Cette source est importante, mais elle doit être lue pour ce qu’elle est : une source institutionnelle chinoise, relayée par ScienceNet et également reprise par Xinhua. Elle documente très bien l’intention officielle et l’organisation de l’événement, mais elle ne constitue pas une évaluation indépendante de la qualité artistique ou économique des films produits avec l’AIGC. Son biais probable est celui d’une mise en valeur de la stratégie nationale et des réussites institutionnelles.
Le laboratoire : du film scientifique à l’AIGC
L’élément le plus concret de cette séquence est le camp de création « Future Wings », consacré aux films scientifiques générés ou assistés par IA. D’après Science and Technology Daily, 19 équipes interdisciplinaires ont participé à un défi de création de 48 heures au Musée national des sciences et techniques, autour du thème « Mon chien cerveau-machine 2045 ». L’objectif affiché était de tester comment des outils d’AIGC peuvent accélérer l’écriture, la visualisation, l’animation, les effets spéciaux et la mise en récit de concepts scientifiques.
China.org.cn et China Daily décrivent un dispositif plus large : projections de films scientifiques venus de plusieurs pays, séances gratuites, salons professionnels, ateliers, démonstrations de réalité virtuelle et discussions sur les standards de l’industrie.
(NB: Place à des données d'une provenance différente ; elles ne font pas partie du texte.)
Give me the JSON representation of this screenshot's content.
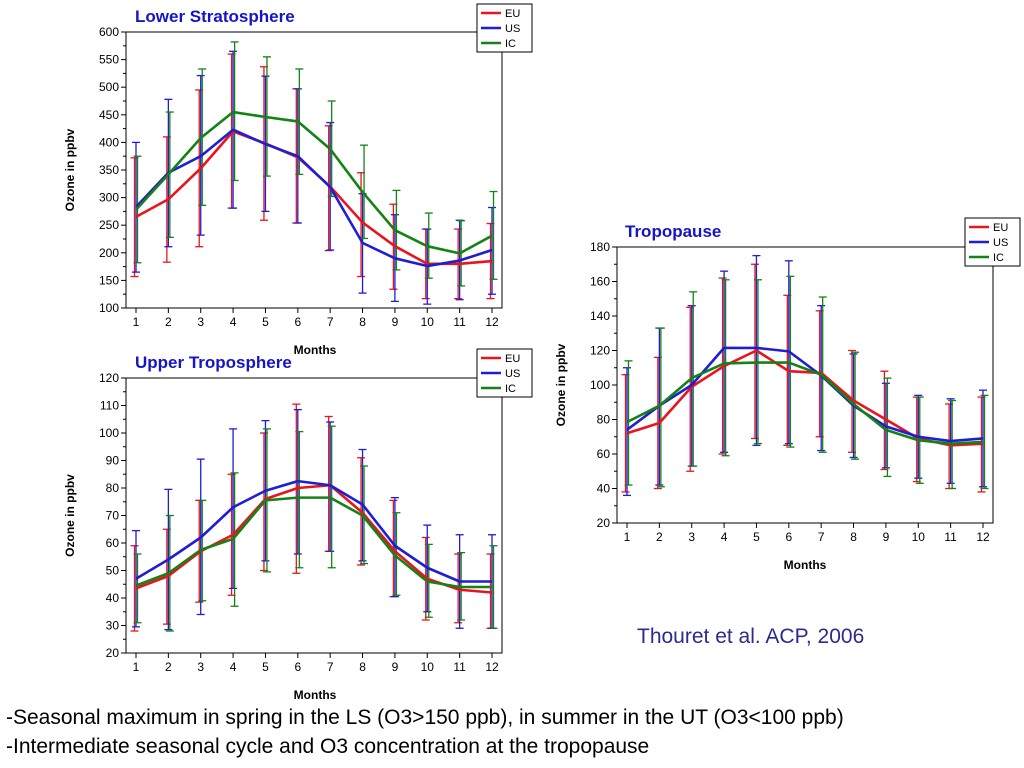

Le site officiel du Musée national des sciences et techniques présente la section comme une tentative de faire converger science, cinéma, culture populaire et « nouvelles forces productives ».
Ce vocabulaire n’est pas neutre. Dans le contexte chinois, les « nouvelles forces productives » désignent une orientation politique qui associe innovation de rupture, montée en gamme industrielle et autonomie technologique. Appliqué au cinéma, cela signifie que l’IA générative n’est pas seulement un outil de postproduction : elle devient un levier pour produire des contenus scientifiques, former des créateurs, alimenter des plateformes publiques et construire une image de modernité technologique.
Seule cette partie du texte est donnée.